La gente lo pidió con vehemencia y de inmediato lo protestó con auténtica furia
Salieron bravos y bien presentados, pero débiles, los novillos cárdenos de Los Encinos
Lunes 23 de febrero de 2009, p. a38
Está confirmado: la gente que va a la Plaza México es más pícara de lo que parece. Por tercera ocasión, en lo que va del serial 2008-2009, el público le tomó el pelo al juez. Cuando el cuarto de la tarde murió descerebelado por el puntillero, miles sacaron sus pañuelos reclamando honores para el rejoneador Pablo Hermoso de Mendoza, que había estado enorme, de verdad, y merecía una oreja y nada más. Impulsado por el resorte del servilismo, el octogenario don Ricardo Balderas saltó de su asiento y, como un César ante el circo romano, pero con mucho menos tronío, concedió dos orejas.
El abucheo que estalló al instante fue telúrico. Un viento salido de la rabia más íntima de decenas de miles de gargantas protestó la tacañería del anciano con una furia que, en el fondo, poco tenía que ver con la obra del caballista vasco. Devaluación, desempleo, falta de expectativas, desamor, celos, endeudamiento, frustración, insomnio, miedo, incertidumbre, desamparo, alcohol en el torrente sanguíneo, todo junto y algo más: eso era lo que vibraba liberándose en los sonoros ¡buuu!
de la multitud.
Por tanto, don Ricardo, como un domador de leones a quien las fieras se le rebelan y lo amenazan, extrajo del bolsillo el pañuelo verde que otorga el supremo trofeo del rabo –sinónimo de salvoconducto a la inmortalidad– y, para su estupor, desconcierto y alucine, la gente no sólo no le agradeció el detalle sino que intensificó, pateando el cemento, su protesta. Si antes pedía el rabo con algarabía de motín, ahora condenaba el rabo con furor de asonada.
Era la réplica de lo que hace 15 días ocurrió cuando obnubilado por el tubérculo de su prominente nariz, el también juez
Gilberto Ruiz Torres les asignó sendos rabos a Enrique Ponce y Arturo Macías, antes de escamotearle, por lo mismo, una merecidísima oreja a Joselito Adame. Los tendidos escandalizaron reclamando aquellos rabos, y cuando los consiguieron explotaron en insultos. ¿Para qué? ¿Para demostrar su nulo respeto a una autoridad
que abominan y desprecian porque a nadie representa?

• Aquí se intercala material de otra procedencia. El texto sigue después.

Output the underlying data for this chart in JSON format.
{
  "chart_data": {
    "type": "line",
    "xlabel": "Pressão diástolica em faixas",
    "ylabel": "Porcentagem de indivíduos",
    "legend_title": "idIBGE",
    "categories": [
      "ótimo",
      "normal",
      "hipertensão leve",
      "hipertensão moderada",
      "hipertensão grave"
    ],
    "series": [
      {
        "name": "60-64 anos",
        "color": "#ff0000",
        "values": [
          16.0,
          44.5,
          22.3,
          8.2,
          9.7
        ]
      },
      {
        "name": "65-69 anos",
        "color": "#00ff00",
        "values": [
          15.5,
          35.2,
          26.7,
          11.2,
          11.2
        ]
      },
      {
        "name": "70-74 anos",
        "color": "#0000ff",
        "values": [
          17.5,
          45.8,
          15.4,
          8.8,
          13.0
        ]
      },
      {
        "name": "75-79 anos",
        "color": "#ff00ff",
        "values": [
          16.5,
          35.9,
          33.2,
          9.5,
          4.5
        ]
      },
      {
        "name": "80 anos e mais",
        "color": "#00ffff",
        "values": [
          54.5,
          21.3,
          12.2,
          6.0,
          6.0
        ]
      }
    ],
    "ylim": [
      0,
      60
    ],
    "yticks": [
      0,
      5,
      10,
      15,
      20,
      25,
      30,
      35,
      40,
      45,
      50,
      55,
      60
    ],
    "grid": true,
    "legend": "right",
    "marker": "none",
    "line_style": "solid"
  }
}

Pues lo mismo podría decirse del papelón que protagonizó el también dizque juez Miguel Ángel Cardona, cuando le obsequió el rabo a Miguel Ángel Perera. ¿Será que detrás de cada pañuelo que ondea en el puño de un hombre o una mujer que exige la gloria para su ídolo hay una conciencia crítica, o mejor dicho, autocrítica, que le advierte: oye, no exageres? ¿Y será que después, cuando la persona comprende el tamaño de su error, y en pleno ejercicio del cristiano derecho a arrepentirse, protesta en contra de lo que antes apoyaba?
Quién sabe. Para esclarecer tan recóndito misterio tendrán que acudir los sociólogos, los antropólogos y los sicoanalistas, y explicar lo que un humilde cronista de toros se declara incapaz de interpretar, limitándose en todo caso a consignar que ayer, en la antepenúltima función de la temporada de invierno, Hermoso de Mendoza montó una cuadra de siete caballos –Stella, yegua tordilla rodada; Chenel, potro colorado, Ícaro, alazán crudo (pues también los hay tostados); Pirata, tordillo blanco; Galil, cuasibayo; Silveti, castaño oscuro y Fusilero, blanco portugués con cara de carnero–, con la que toreó, cabalgando de costado y tocando con el pecho y la grupa, una y otra vez, con un temple increíble, a dos novillos cárdenos de Los Encinos, muy bravo el primero, de nombre Pame, al que Balderas premió con vuelta al ruedo póstuma, y Conin, manso descastado, que no obstante se fue al destazadero con el dudoso honor del arrastre lento, mientras Jerónimo y Octavio García El Payo pasaban inéditos.